- Education: Graphic design
- Alma mater: Central Institute of Art and Craft
- Occupations: Artist; Author; Educator;
- Notable work: Karachiwala - A subcontinent within a city

= Rumana Husain =

Pakistani artist and writer

Rumana Husain is an artist, educator and a children's writer from Karachi, Pakistan. She is the author of over 90 children's books and the coffee-table book, Karachiwala - A subcontinent within a city.

== Education ==
Husain completed her high school in 1966 from Model Secondary Girls School and her Intermediate from Karachi College for Women. She completed a four year diploma in [Graphic design]from Central Institute of Art and Craft in 1972.

== Career ==
Husain started her career as an artist when her first child, Adil Husain, was born. Husain made stuffed toys for her children and soon she had an exhibition for her toys. She went on to create murals and exhibitions of her artwork. Her work was on display of the Children’s Ward at AKUH for twenty-five years, and even IUCN’s headquarters in Switzerland and its Karachi office has her murals installed.
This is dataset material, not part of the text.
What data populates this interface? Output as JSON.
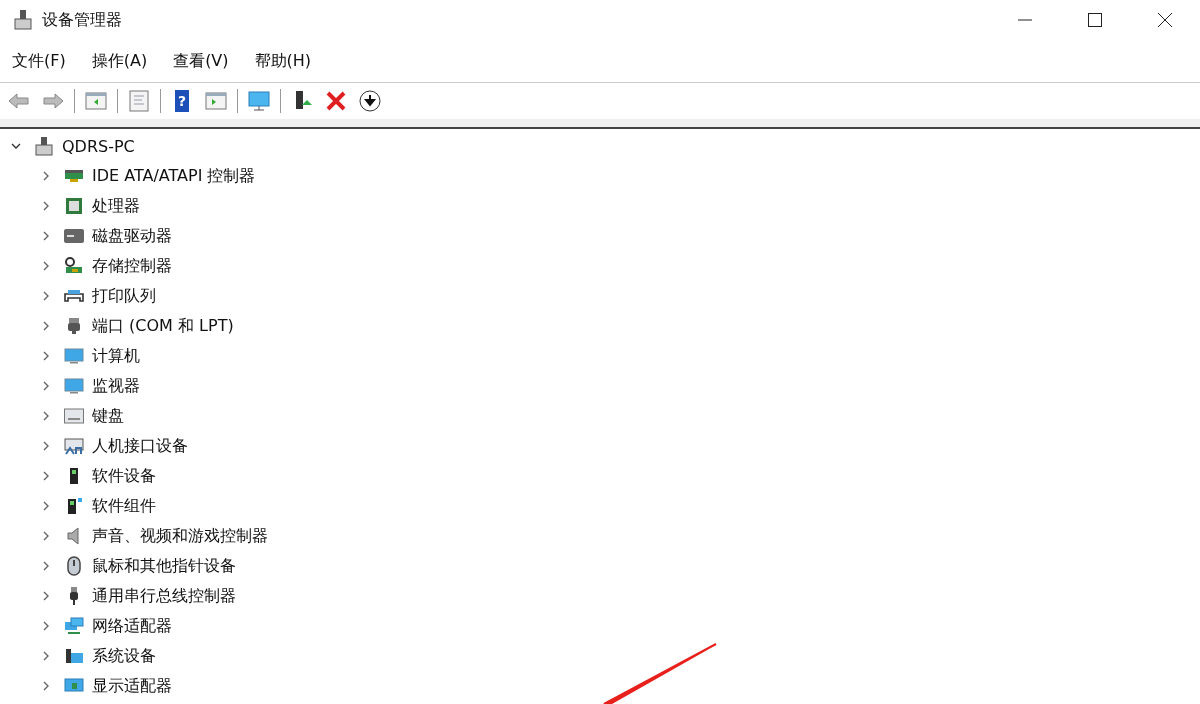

Husain then turned towards teaching and taught art to school children. She trained school teachers across Pakistan in innovative approaches for language-teaching. She was associated with the CAS School as its Vice Principal and left it in 1996. She then worked at the school for 10 years at the beginning of its Junior Section and set up the school's Kindergarten Section in 1990. She has also remained its Headmistress.

In 1988, Husain co-founded the publishing agency, Book Group where she worked as a volunteer for 8 years writing children’s Urdu books and editing them. During her time at the Book Group, she also trained teachers across Karachi and some areas of Pakistan. She worked teacher manuals and on creating an integrated curriculum for 6 years. Husain also worked as a director at the Book Group for 4 years from 1997 to 2001.

In 2001, Husain joined the Children’s Museum for Peace and Human Rights where she was the head Activism and Outreach for 6 years.

Husain also became the Co-founding Senior Editor and partner of NuktaArt in 2005. NuktaArt was a bi-annual art magazine, published for ten years, of which she was Senior Editor.

She is also an Honorary member of the board of directors at the Children’s literature festival. She is also the General Secretary of Karachi conference foundation; an organization that aims to provide a platform for generating discourse, presenting research, and holding public events on Karachi-related issues by partnering with relevant scholars, activists and institutions.

In 2014, she became the founding member of I am Karachi consortium; a platform for organizations and individuals committed to promoting and supporting social and cultural activities as vehicles for peace building by reclaiming public spaces, bringing civil society together, and enhancing public awareness through dialogues and campaigns.

Husain is the author and illustrator of over 60 children's books. She has written books for several publishers including Oxford University Press, Danesh Publications, ERDC, Kathalya Publications (Nepal), Nami Children’s Books (South Korea), Butterfly Works (The Netherlands), Pratham Books (India) and the Book Group. She published the books ‘Karachi Wala – a subcontinent within a city’ and ‘Street smart – professionals on the street’, two coffee-table books on Karachi.

Husain also contributes to magazines and newspapers like Dawn, Tribune and more. Rumana has also presented over thirty programmes on art and architecture for TV One.

== Selected works ==

- Etienne and the angry dot
- City Tales: Growing Up
- Pakistan Ki Sair
- Jingles in the Jungle
- Mohtarma Fatima Jinnah
- The bird's pearl
- Karachi Walla-A subcontinent within a city
- Street smart - Professions on the street
- Dr Akhtar Hameed Khan, OUP Karachi
- Karachiwala: A subcontinent within a city

== Awards ==
She is the winner of the 4th UBL-Jang Literary Excellence Award (2014) in the Children’s Books category for her graphic story Dr Akhtar Hameed Khan, published by Oxford University Press, Karachi.